According to Forest Research, acquiring a new customer is up to seven times more costly than retaining a current one. This is why the option of retaining a client should always come ahead of seeking new ones. However, sometimes an agency or media organisation may communicate effectively and create valuable tailor-made strategies and content for a client, yet some avoidable “banana peels” can slip in to negatively affect the level of cordiality in their relationship.
So, it’s definitely worth identifying those seemingly minor issues that can affecta client’s countenance, before they build up to create serious disequilibrium in client – media / agency relations.
Here, are a few of those “minor” hiccups that can dramatically undermine the relationship between a client and her agency.
Poor Positioning or Transmission of Ads
No savvy client will like his advertisement and that of a competing brand to be placed side-by-side or even on two consecutive pages. Similarly, their commercials and that of a competing brand should not follow each other on radio or television. Regrettably this is still a common practice in our country. Besides, we still have frequent cases in which press advertisement or radio/television commercials are bunched together. Sometimes, the ad is smudged or over inked. Sometimes, it is so faint that it’s hardly readable. With the TV medium, you sometimes have pictures without sound and sometimes sound without pictures. These trends can irritate even the most patient client and set him against the media organization and media buying/placement agency for their negligence and lack of professionalism.
For effective exposure to the target customer, editorial matter should always separate one advertisement from the other and radio/TV commercials should never be in clusters. Remember that people buy newspapers, radio and TV for the news, or entertainment not for the ads. So, it pays for advertisements to be placed close to or within editorial matters.
Frequent Increases in Advertisement Rates
Frequent increases in advertisement rates is a media-related hiccup that irritates an advertiser so much that the backlash can go beyond the media organization to the buyer who fails to give adequate notice to his clients. The clients might feel they are not “on top” in their media planning functions.

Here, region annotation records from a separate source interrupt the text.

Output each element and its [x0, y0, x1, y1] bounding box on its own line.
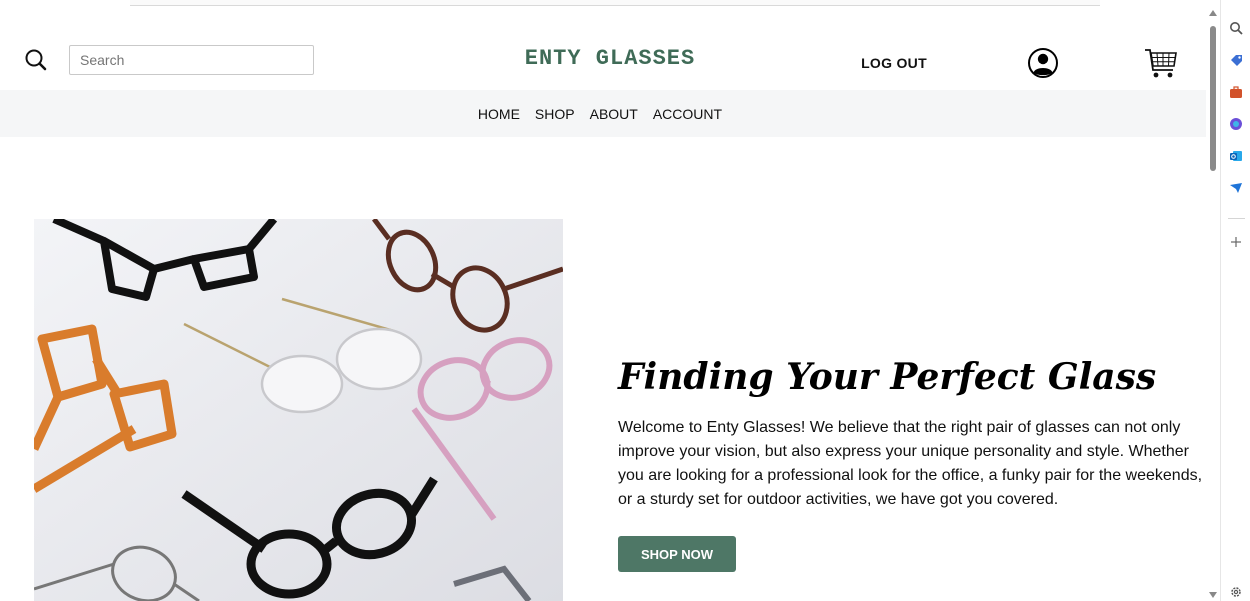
copilot-icon[interactable] — [1228, 116, 1244, 132]
nav-account[interactable]: ACCOUNT — [653, 106, 722, 122]
cart-icon[interactable] — [1143, 46, 1179, 80]
briefcase-icon[interactable] — [1228, 84, 1244, 100]
tag-icon[interactable] — [1228, 52, 1244, 68]
browser-sidebar — [1220, 0, 1250, 601]
settings-icon[interactable] — [1228, 584, 1244, 600]
search-icon[interactable] — [24, 48, 48, 72]
hero-title: Finding Your Perfect Glass — [618, 356, 1157, 398]
search-input[interactable] — [69, 45, 314, 75]
account-icon[interactable] — [1028, 48, 1058, 78]
brand-logo[interactable]: ENTY GLASSES — [460, 46, 760, 71]
sidebar-divider — [1228, 218, 1245, 219]
scroll-down-arrow[interactable] — [1209, 592, 1217, 598]
site-header: ENTY GLASSES LOG OUT — [0, 6, 1206, 90]
main-nav: HOME SHOP ABOUT ACCOUNT — [0, 90, 1206, 137]
nav-shop[interactable]: SHOP — [535, 106, 575, 122]
scroll-up-arrow[interactable] — [1209, 10, 1217, 16]
scroll-thumb[interactable] — [1210, 26, 1216, 171]
outlook-icon[interactable] — [1228, 148, 1244, 164]
hero-description: Welcome to Enty Glasses! We believe that… — [618, 419, 1203, 508]
add-icon[interactable] — [1228, 234, 1244, 250]
logout-link[interactable]: LOG OUT — [846, 55, 942, 71]
hero-glasses-image — [34, 219, 563, 601]
web-page: ENTY GLASSES LOG OUT HOME SHOP ABOUT ACC… — [0, 6, 1206, 601]
page-scrollbar[interactable] — [1206, 6, 1220, 601]
shop-now-button[interactable]: SHOP NOW — [618, 536, 736, 572]
nav-home[interactable]: HOME — [478, 106, 520, 122]
nav-about[interactable]: ABOUT — [590, 106, 638, 122]
send-icon[interactable] — [1228, 180, 1244, 196]
sidebar-search-icon[interactable] — [1228, 20, 1244, 36]
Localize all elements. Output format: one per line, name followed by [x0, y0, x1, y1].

In other countries, advertisement rates are increased only when there is an improvement in the coverage or reach of a medium. And that improvement is certified by the ABC or joint sponsored research. Here, however, increases are based on the galloping rate of inflation and it is therefore not uncommon to have two or three increases in a year. No client enjoys this.
Lack of Team Spirit in Agencies
In most agencies there is always a sense of rivalry between the client service and creative teams. But when such rivalry becomes unhealthy to the extent that clients are seen as belonging to the executives in the client service then team spirit is really in short supply. Usually it is always a matter of time before thing filter to the client as the creative team will always demand that the client executive should go and tell his client that “what he is asking for is not possible.” High turnover of accounts will persist when the entire team fails to agree that any problem of the client service department is the agency’s problem and should be solved in the true spirit of partnership.
Poor Creativity in Agencies
The client is always irritated by a creative team that is not as creative as expected. Indeed there are general complaints that our level of creativity in advertising is still low because we have never made remarkable impact in international creative award like CANNES, CLIO or AD AGE. More often than not, clients will return copies with claims that ad headlines and media releases are not newsworthy or they cannot not surprise or jolt the reader. Many, too, they claim are are not witty or humorous. It has been noted that over ninety percent of our headlines are declarative while, abroad, you have an endless variety among which are the quotation, question, pun, incongruity, command, curiosity alliteration and humour. Wherever these complaints persist, you will find the client shopping for a new agency.
Spineless and Uninformed Client Service Executives
Agencies are hired as consultant who should be specialists in their fields. They are expected to provide expert advice. But when client service executives are without guts, they unknowingly irritate the client. They say “yes sir” to every demand made on the agency by the client without making any effort to educate him on what is possible and what is not possible. Incidentally they are the faces of agency and they keep projecting the agency in bad light. Such executives are usually called “glorified messengers” and they frustrate those in the creative and media departments.
These executives promise to refer virtually every point raised at agency meetings to the “”appropriate” department in the agency. They are never fully in the picture regarding how things are done. They frustrate the creative and media departments through constantly bombarding the former with frivolous questions. They show no understanding of the problems of the support services. They have no foresight. They don’t know how to manage a crisis. The client service executive should be a general practitioner and should be knowledgeable about all aspects of advertising or PR but alas this is not always so. With such an executive, the client would soon be calling up another pitch to replace the agency.